After initial treatment, patients can remain on MMF or can be transitioned to the immune suppressant azathioprine for maintenance therapy. Additionally, patients with LN should also be started on maintenance therapy for SLE with hydroxychloroquine. A systematic review of 21 reviewed studies found that hydroxychloroquine therapy reduced mortality in patients with SLE. Maintenance therapy of LN also focuses on managing other conditions that may contribute to worsening kidney function. This could include managing lipid levels with statin therapy and lowering blood pressure with ACE inhibitor or angiotensin II receptor blockers. Ultimately, the goal of maintenance therapy is to reduce the frequency of SLE flairs while preserving as much kidney function as possible.

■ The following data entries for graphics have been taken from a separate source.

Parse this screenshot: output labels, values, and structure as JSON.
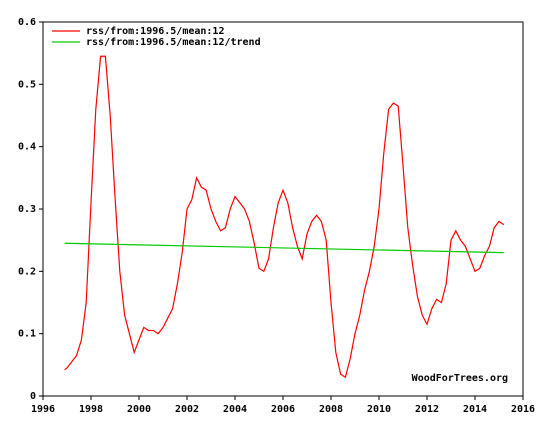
{
  "chart_data": {
    "type": "line",
    "series": [
      {
        "name": "rss/from:1996.5/mean:12",
        "color": "#ff0000",
        "x": [
          1996.9,
          1997.0,
          1997.2,
          1997.4,
          1997.6,
          1997.8,
          1998.0,
          1998.2,
          1998.4,
          1998.6,
          1998.8,
          1999.0,
          1999.2,
          1999.4,
          1999.6,
          1999.8,
          2000.0,
          2000.2,
          2000.4,
          2000.6,
          2000.8,
          2001.0,
          2001.2,
          2001.4,
          2001.6,
          2001.8,
          2002.0,
          2002.2,
          2002.4,
          2002.6,
          2002.8,
          2003.0,
          2003.2,
          2003.4,
          2003.6,
          2003.8,
          2004.0,
          2004.2,
          2004.4,
          2004.6,
          2004.8,
          2005.0,
          2005.2,
          2005.4,
          2005.6,
          2005.8,
          2006.0,
          2006.2,
          2006.4,
          2006.6,
          2006.8,
          2007.0,
          2007.2,
          2007.4,
          2007.6,
          2007.8,
          2008.0,
          2008.2,
          2008.4,
          2008.6,
          2008.8,
          2009.0,
          2009.2,
          2009.4,
          2009.6,
          2009.8,
          2010.0,
          2010.2,
          2010.4,
          2010.6,
          2010.8,
          2011.0,
          2011.2,
          2011.4,
          2011.6,
          2011.8,
          2012.0,
          2012.2,
          2012.4,
          2012.6,
          2012.8,
          2013.0,
          2013.2,
          2013.4,
          2013.6,
          2013.8,
          2014.0,
          2014.2,
          2014.4,
          2014.6,
          2014.8,
          2015.0,
          2015.2
        ],
        "values": [
          0.042,
          0.045,
          0.055,
          0.065,
          0.09,
          0.15,
          0.31,
          0.46,
          0.545,
          0.545,
          0.45,
          0.32,
          0.2,
          0.13,
          0.1,
          0.07,
          0.09,
          0.11,
          0.105,
          0.105,
          0.1,
          0.11,
          0.125,
          0.14,
          0.18,
          0.23,
          0.3,
          0.315,
          0.35,
          0.335,
          0.33,
          0.3,
          0.28,
          0.265,
          0.27,
          0.3,
          0.32,
          0.31,
          0.3,
          0.28,
          0.245,
          0.205,
          0.2,
          0.22,
          0.27,
          0.31,
          0.33,
          0.31,
          0.27,
          0.24,
          0.22,
          0.26,
          0.28,
          0.29,
          0.28,
          0.25,
          0.15,
          0.07,
          0.035,
          0.03,
          0.06,
          0.1,
          0.13,
          0.17,
          0.2,
          0.24,
          0.3,
          0.39,
          0.46,
          0.47,
          0.465,
          0.37,
          0.27,
          0.21,
          0.16,
          0.13,
          0.115,
          0.14,
          0.155,
          0.15,
          0.18,
          0.25,
          0.265,
          0.25,
          0.24,
          0.22,
          0.2,
          0.205,
          0.225,
          0.24,
          0.27,
          0.28,
          0.275
        ]
      },
      {
        "name": "rss/from:1996.5/mean:12/trend",
        "color": "#00cc00",
        "x": [
          1996.9,
          2015.2
        ],
        "values": [
          0.245,
          0.23
        ]
      }
    ],
    "xlim": [
      1996,
      2016
    ],
    "xticks": [
      1996,
      1998,
      2000,
      2002,
      2004,
      2006,
      2008,
      2010,
      2012,
      2014,
      2016
    ],
    "ylim": [
      0,
      0.6
    ],
    "yticks": [
      0,
      0.1,
      0.2,
      0.3,
      0.4,
      0.5,
      0.6
    ],
    "legend": "top-left",
    "annotation": "WoodForTrees.org"
  }
}
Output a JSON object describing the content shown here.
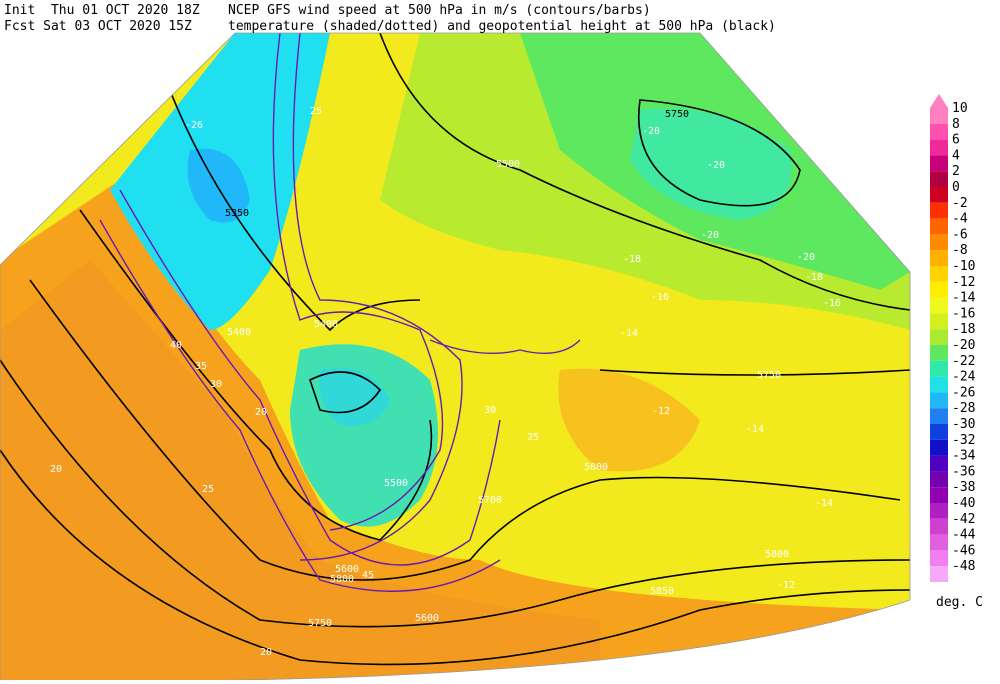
{
  "header": {
    "init": "Init  Thu 01 OCT 2020 18Z",
    "fcst": "Fcst Sat 03 OCT 2020 15Z",
    "title1": "NCEP GFS wind speed at 500 hPa in m/s (contours/barbs)",
    "title2": "temperature (shaded/dotted) and geopotential height at 500 hPa (black)"
  },
  "colorbar": {
    "levels": [
      10,
      8,
      6,
      4,
      2,
      0,
      -2,
      -4,
      -6,
      -8,
      -10,
      -12,
      -14,
      -16,
      -18,
      -20,
      -22,
      -24,
      -26,
      -28,
      -30,
      -32,
      -34,
      -36,
      -38,
      -40,
      -42,
      -44,
      -46,
      -48
    ],
    "colors": [
      "#ff80c0",
      "#ff50b0",
      "#f02898",
      "#c8007a",
      "#b00040",
      "#d00020",
      "#ff3000",
      "#ff6400",
      "#ff8c00",
      "#ffb000",
      "#ffd200",
      "#ffee00",
      "#f0f820",
      "#d2f020",
      "#aaea30",
      "#5ee860",
      "#30e8a8",
      "#20e0e8",
      "#20b8f8",
      "#2080f0",
      "#1040e0",
      "#1010c8",
      "#5000c0",
      "#7400b0",
      "#9000b0",
      "#b020c0",
      "#d040d0",
      "#e060e0",
      "#f080f0",
      "#f8a8f8"
    ],
    "unit": "deg. C"
  },
  "map_labels": [
    "5350",
    "5400",
    "5400",
    "5500",
    "5500",
    "5600",
    "5600",
    "5700",
    "5750",
    "5750",
    "5750",
    "5800",
    "5800",
    "5800",
    "5850",
    "-26",
    "-20",
    "-20",
    "-20",
    "-20",
    "-18",
    "-18",
    "-16",
    "-16",
    "-14",
    "-14",
    "-12",
    "-14",
    "-12",
    "20",
    "25",
    "30",
    "35",
    "40",
    "20",
    "25",
    "20",
    "25",
    "30",
    "45"
  ]
}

Lupus nephritis can progress to Kidney failure, a condition in which the kidneys can no longer filter blood adequately. These patients require hemodialysis or peritoneal dialysis to clean their blood of the toxic metabolites that would otherwise build up. Dialysis may be used temporarily to bridge patients to kidney transplantation, or a permanent treatment for those who are not candidates for transplant.